Creighton het voordeel van de twijfel te gunnen, zoals Harry van Wijnen in het NRC Handelsblad deed, lijkt me teveel eer. Meer voor de hand liggend is de conclusie dat Creighton zijn eigen invulling geeft aan door historici onopgehelderde momenten uit de geschiedenis. Daar is niets op tegen als brouwsels als fictie worden gepresenteerd, zoals Creighton dat in het verleden steeds deed. Schromelijke overdrijving, waarvan Creighton veelvuldig gebruikmaakt, is in een fictieve thriller een heel plezierig stijlmiddel, maar wordt vervelend als de auteur hardnekkig aan het waarheidsgehalte vasthoudt.

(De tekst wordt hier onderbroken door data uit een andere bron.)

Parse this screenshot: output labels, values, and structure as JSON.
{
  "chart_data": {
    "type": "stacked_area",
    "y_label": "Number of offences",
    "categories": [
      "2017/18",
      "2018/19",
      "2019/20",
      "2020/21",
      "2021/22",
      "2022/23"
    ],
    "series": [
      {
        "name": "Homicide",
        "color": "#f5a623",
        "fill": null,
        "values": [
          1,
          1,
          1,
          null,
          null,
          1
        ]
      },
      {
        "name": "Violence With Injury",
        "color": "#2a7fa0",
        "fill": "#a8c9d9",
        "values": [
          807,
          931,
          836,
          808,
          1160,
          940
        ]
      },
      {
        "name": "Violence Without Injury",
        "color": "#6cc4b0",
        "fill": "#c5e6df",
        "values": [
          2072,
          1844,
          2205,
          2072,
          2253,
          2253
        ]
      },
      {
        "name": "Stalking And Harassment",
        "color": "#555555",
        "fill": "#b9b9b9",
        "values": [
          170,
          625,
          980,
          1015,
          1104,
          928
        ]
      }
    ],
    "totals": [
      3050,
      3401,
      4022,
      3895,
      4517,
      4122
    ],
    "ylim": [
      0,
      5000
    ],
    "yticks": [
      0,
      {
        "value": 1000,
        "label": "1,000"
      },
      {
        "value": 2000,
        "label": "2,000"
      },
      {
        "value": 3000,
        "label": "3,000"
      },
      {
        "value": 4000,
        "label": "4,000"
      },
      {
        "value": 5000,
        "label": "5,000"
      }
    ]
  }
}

Van de geheime dienst maakt Creighton een 007-achtige karikatuur en een handig oplosmiddel tegen alle kritiek van historici. Hij wekt steeds meer de indruk op ziekelijke wijze zijn gelijk na te jagen. Hoever hij daarin gaat toonde het ITV-programma The Big Story op 31 oktober 1996, waarin Creighton moest bekennen dat het Victoria Cross, dat hij zijn uitgevers toonde om zijn geloofwaardigheid te bekrachtigen, niet een eigen eervol verworven onderscheiding was. Nog dubieuzer vormen nam Creightons fantasie aan toen hij een zelfontvoering in scène zette. Na eenvoudig spoorzoeken vond de ITV-crew hem verfomfaaid, zogenaamd gedrogeerd en gekidnapt in een vreemde hotelkamer. Zijn Londense uitgever Simon & Schuster heeft na recherche door een privédetective de uitbetaling van het honorarium voorlopig opgeschort. Het lijkt me verstandig Creightons Operatie JB met spoed naar de afdeling fictie te verhuizen.

Erik de Graaf

Dit artikel verscheen eerder in: Groniek. Historisch Tijdschrift (nr. 136, maart 1997) 332-338. Het is een bespreking van Christopher Creighton, Operatie JB. Het laatste grote geheim van WO2 (Amsterdam 1996).

De foto’s van de K-XVII komen van de website Traces of War.

Noten:
1. P.H. Hinsley, British intelligence in the Second World War. lts influence on strategy and operations (Londen 1979); drie delen in vier banden.
2. Creighton, Operatie JB, 43.
3. Harry van Wijnen, ‘OO7-gehalte van Bormann-boek maakt het nog niet tot fictie’, in: NRC Handelsblad, 5 september 1996.
4. Creighton leunt duidelijk op Hugh Thomas, Doppelgängers. The truth about bodies in the Berlin Bunker (Londen 1995), waarin de auteur aantoonde dat er grote onduidelijkheid bestaat over het eind van de fysieke levens van Hitler, Braun, Bormann en de familie Goebbels.
5. Het officiële staatsbezoek van Boelganin en Chroesjstjov was overigens thema van de roman The Krushchev Objective (1987) van Christopher Creighton in samenwerking met Noel Hynd, in Nederlandse vertaling uitgebracht onder de titel De Crabb affaire. In het voorwoord beweert Creighton met schriftelijke toestemming van Mountbatten de ware toedracht rond het staatsbezoek te onthullen.
6. Brian Garfield (in collaboration with ‘Christopher Creighton’), The Paladin (Londen 1980). In Nederlandse vertaling door Bruna uitgebracht als De paladijn.
7. Ph.M. Bosscher, De Koninklijke Marine in de Tweede Wereldoorlog. Deel 2 (Franeker 1986) 124 en 162-163.
8. Brief van H.CJ. Coumou, kapitein luitenant ter zee, aan het Hoofd Bureau Maritieme Historie van de Marine Staf, ‘s-Gravenhage, 25 juni 1953.
9. Christopher Creighton, ‘Het mysterie van de onderzeeboot die in de oorlog met man en muis verging’, Trouw 26 september 1996.
10. Huib Goudriaan, ‘Geheimagent Creighton struikelt over onderzeeboot’, Trouw, 14 september 1996.